Because of the scale of these orders, AI servers are given priority by manufacturers. This means that the limited supply of DRAM is funnelled towards data centres first, leaving the “leftovers” for the consumer electronics market – smartphones, laptops, cars, Nintendo consoles – leading prices to shoot up by 80% to 90% (based on projections/trends noted for late 2025/early 2026). For those who love video games, this is terrible news, since Sony Group may delay the launch of its next PlayStation until as late as 2028 or 2029. Another example is Lenovo, which has warned that this supply-demand imbalance is not temporary and could last for several years.


Circular Money and Vanishing Deals

There’s growing concern that money in the AI sector is simply “going in circles” rather than generating external profit. For instance, a high-profile $100 billion mega-deal between OpenAI and Nvidia – celebrated with fanfare and fireworks – seemingly “disappeared into thin air” without further development. Such an apparent failed transaction could justify investor fears that the current AI hype might be a bubble. Billion-dollar deals between AI companies often lack the necessary follow-through to produce sustainable business results. Thus, the “disappearance” of this specific deal has contributed to the broader market anxiety that has seen Big Tech lose over $1.3 trillion in combined value since January.

Yet, amid this chaos of vanished deals and evaporating value, some of the most powerful voices in finance still insist there is no bubble at all. 



When the Largest Investor on Earth Declares “It’s Not a Bubble”

Larry Fink CEO of BlackRock

There’s always that one guy at the party who insists everything is fine as the ceiling starts to crack. In the AI story, that guy is Larry Fink. BlackRock’s chief, who presides over $14 trillion in assets, has become the unofficial spiritual leader of the “this is not a bubble” congregation on X. If only markets worked like that. 

The people who make a living studying manias – long-cycle investors, central banks, macroeconomists – didn’t quietly pack up their charts and go home when Fink posted on social media

A systematic review of recent research and policy papers concludes that we are in a messy both/and moment: AI as a technology almost certainly has real, long-run economic value, but segments of the AI-exposed equity market show classic bubble fingerprints. Veteran bubble-watchers Jeremy Grantham and Edward Chancellor argue that the current AI boom may end up as “the greatest capital investment bubble of all time.” A structured look at reports from central banks, the IMF, and major research outfits finds repeated, explicit comparisons with the late-1990s dot-com boom: richly valued platforms with unproven business models, overlapping capital flows amongst the same small circle of tech giants, and a striking absence of aggregate productivity growth to justify the price action. 

Other voices have already expressed their views. Around them, bank bosses and tech CEOs muttering the same caveats: Goldman Sachs warns that “a lot of capital” deployed into AI is unlikely to earn its cost; Jeff Bezos has described the current AI environment as having bubble-like characteristics; and even some AI-lab leaders admit that plenty of money will be lost in this phase. 

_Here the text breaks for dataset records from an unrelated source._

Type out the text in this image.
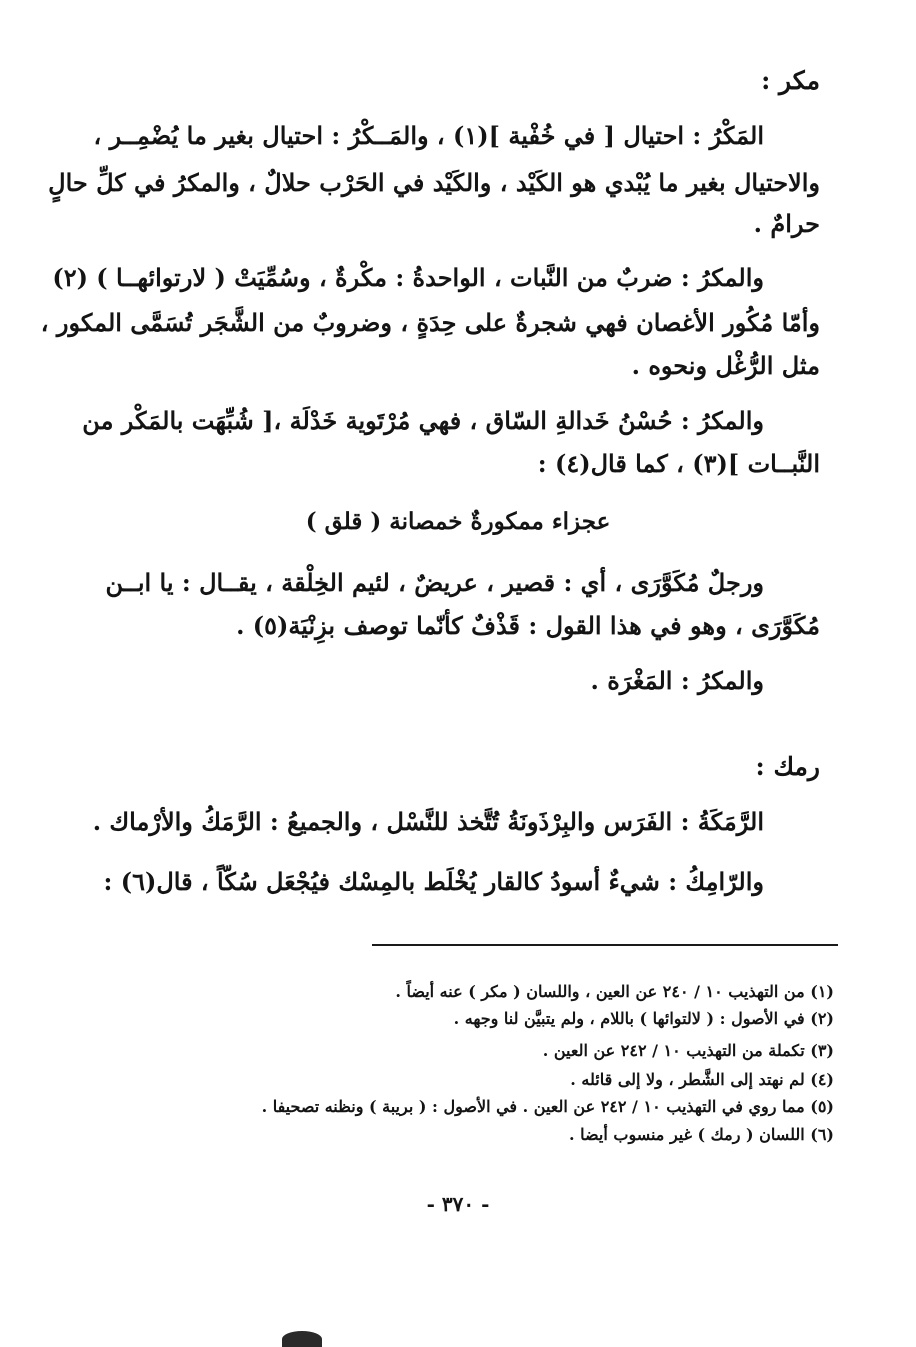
مكر :
المَكْرُ : احتيال [ في خُفْية ](١) ، والمَــكْرُ : احتيال بغير ما يُضْمِــر ،
والاحتيال بغير ما يُبْدي هو الكَيْد ، والكَيْد في الحَرْب حلالٌ ، والمكرُ في كلِّ حالٍ
حرامٌ .
والمكرُ : ضربٌ من النَّبات ، الواحدةُ : مكْرةٌ ، وسُمِّيَتْ ( لارتوائهــا ) (٢)
وأمّا مُكُور الأغصان فهي شجرةٌ على حِدَةٍ ، وضروبٌ من الشَّجَر تُسَمَّى المكور ،
مثل الرُّغْل ونحوه .
والمكرُ : حُسْنُ خَدالةِ السّاق ، فهي مُرْتَوية خَدْلَة ،[ شُبِّهَت بالمَكْر من
النَّبــات ](٣) ، كما قال(٤) :
عجزاء ممكورةٌ خمصانة ( قلق )
ورجلٌ مُكَوَّرَى ، أي : قصير ، عريضٌ ، لئيم الخِلْقة ، يقــال : يا ابــن
مُكَوَّرَى ، وهو في هذا القول : قَذْفٌ كأنّما توصف بزِنْيَة(٥) .
والمكرُ : المَغْرَة .
رمك :
الرَّمَكَةُ : الفَرَس والبِرْذَونَةُ تُتَّخذ للنَّسْل ، والجميعُ : الرَّمَكُ والأرْماك .
والرّامِكُ : شيءٌ أسودُ كالقار يُخْلَط بالمِسْك فيُجْعَل سُكّاً ، قال(٦) :
(١) من التهذيب ١٠ / ٢٤٠ عن العين ، واللسان ( مكر ) عنه أيضاً .
(٢) في الأصول : ( لالتوائها ) باللام ، ولم يتبيَّن لنا وجهه .
(٣) تكملة من التهذيب ١٠ / ٢٤٢ عن العين .
(٤) لم نهتد إلى الشَّطر ، ولا إلى قائله .
(٥) مما روي في التهذيب ١٠ / ٢٤٢ عن العين . في الأصول : ( بريبة ) ونظنه تصحيفا .
(٦) اللسان ( رمك ) غير منسوب أيضا .
- ٣٧٠ -
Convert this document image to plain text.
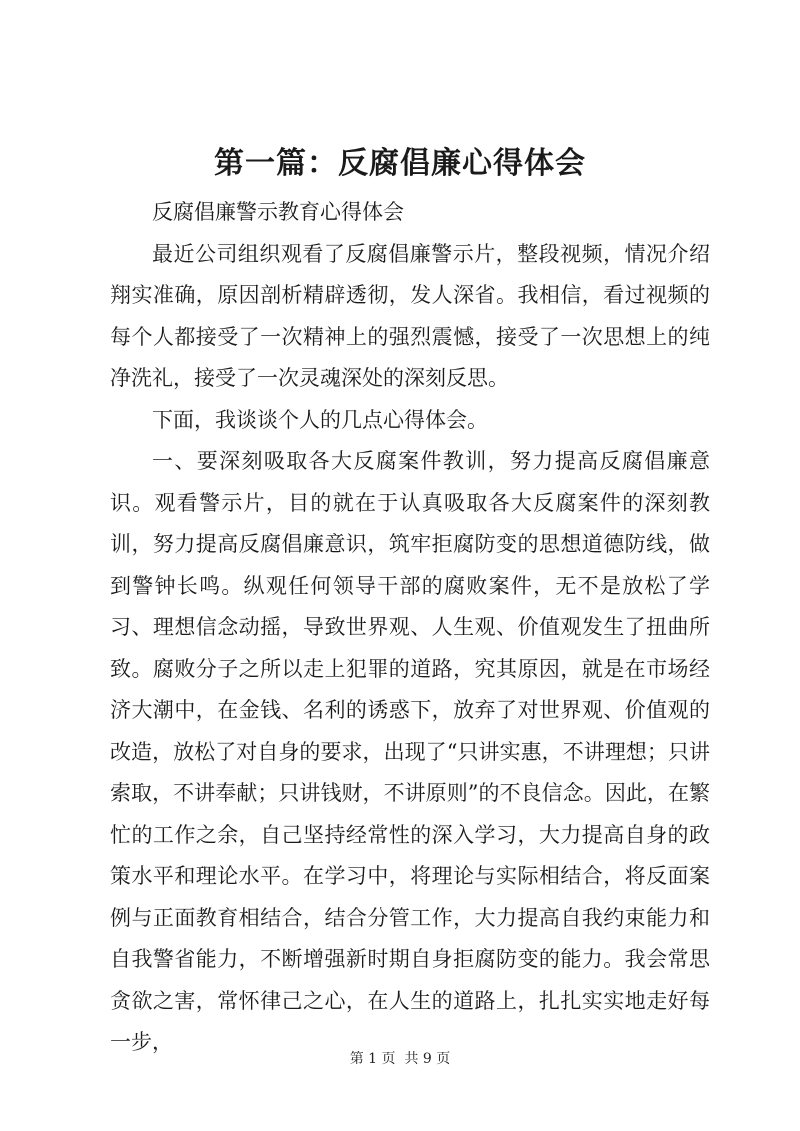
第一篇：反腐倡廉心得体会

反腐倡廉警示教育心得体会

最近公司组织观看了反腐倡廉警示片，整段视频，情况介绍翔实准确，原因剖析精辟透彻，发人深省。我相信，看过视频的每个人都接受了一次精神上的强烈震憾，接受了一次思想上的纯净洗礼，接受了一次灵魂深处的深刻反思。

下面，我谈谈个人的几点心得体会。

一、要深刻吸取各大反腐案件教训，努力提高反腐倡廉意识。观看警示片，目的就在于认真吸取各大反腐案件的深刻教训，努力提高反腐倡廉意识，筑牢拒腐防变的思想道德防线，做到警钟长鸣。纵观任何领导干部的腐败案件，无不是放松了学习、理想信念动摇，导致世界观、人生观、价值观发生了扭曲所致。腐败分子之所以走上犯罪的道路，究其原因，就是在市场经济大潮中，在金钱、名利的诱惑下，放弃了对世界观、价值观的改造，放松了对自身的要求，出现了“只讲实惠，不讲理想；只讲索取，不讲奉献；只讲钱财，不讲原则”的不良信念。因此，在繁忙的工作之余，自己坚持经常性的深入学习，大力提高自身的政策水平和理论水平。在学习中，将理论与实际相结合，将反面案例与正面教育相结合，结合分管工作，大力提高自我约束能力和自我警省能力，不断增强新时期自身拒腐防变的能力。我会常思贪欲之害，常怀律己之心，在人生的道路上，扎扎实实地走好每一步，

第 1 页  共 9 页
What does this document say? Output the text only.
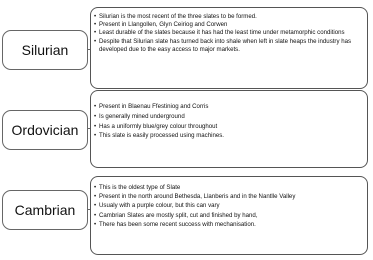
Silurian
• Silurian is the most recent of the three slates to be formed.
• Present in Llangollen, Glyn Ceiriog and Corwen
• Least durable of the slates because it has had the least time under metamorphic conditions
• Despite that Silurian slate has turned back into shale when left in slate heaps the industry has developed due to the easy access to major markets.
Ordovician
• Present in Blaenau Ffestiniog and Corris
• Is generally mined underground
• Has a uniformly blue/grey colour throughout
• This slate is easily processed using machines.
Cambrian
• This is the oldest type of Slate
• Present in the north around Bethesda, Llanberis and in the Nantlle Valley
• Usualy with a purple colour, but this can vary
• Cambrian Slates are mostly split, cut and finished by hand,
• There has been some recent success with mechanisation.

So no, Larry Fink has not “silenced” anyone with his X posts. He’s given one side of the argument the kind of gleaming, authoritative soundbite it craves. The rest of us still have to live with the tension. So, pretending that a single billionaire’s conviction can make that tension disappear isn’t analysis – it’s just wishful thinking dressed up as bravado. 




After all this, one thing is clear: there was a time when stock prices were driven by promises alone, but not anymore. The next phase of the AI race will be judged on actual profits rather than hype, which is a much harder game for these tech giants to play compared to the initial era of AI excitement. No doubt, Artificial Intelligence is here to stay, and we know that. However, the current loss in value reflects that the path to profitability is way longer and more expensive than anticipated. The “easy money” time is over.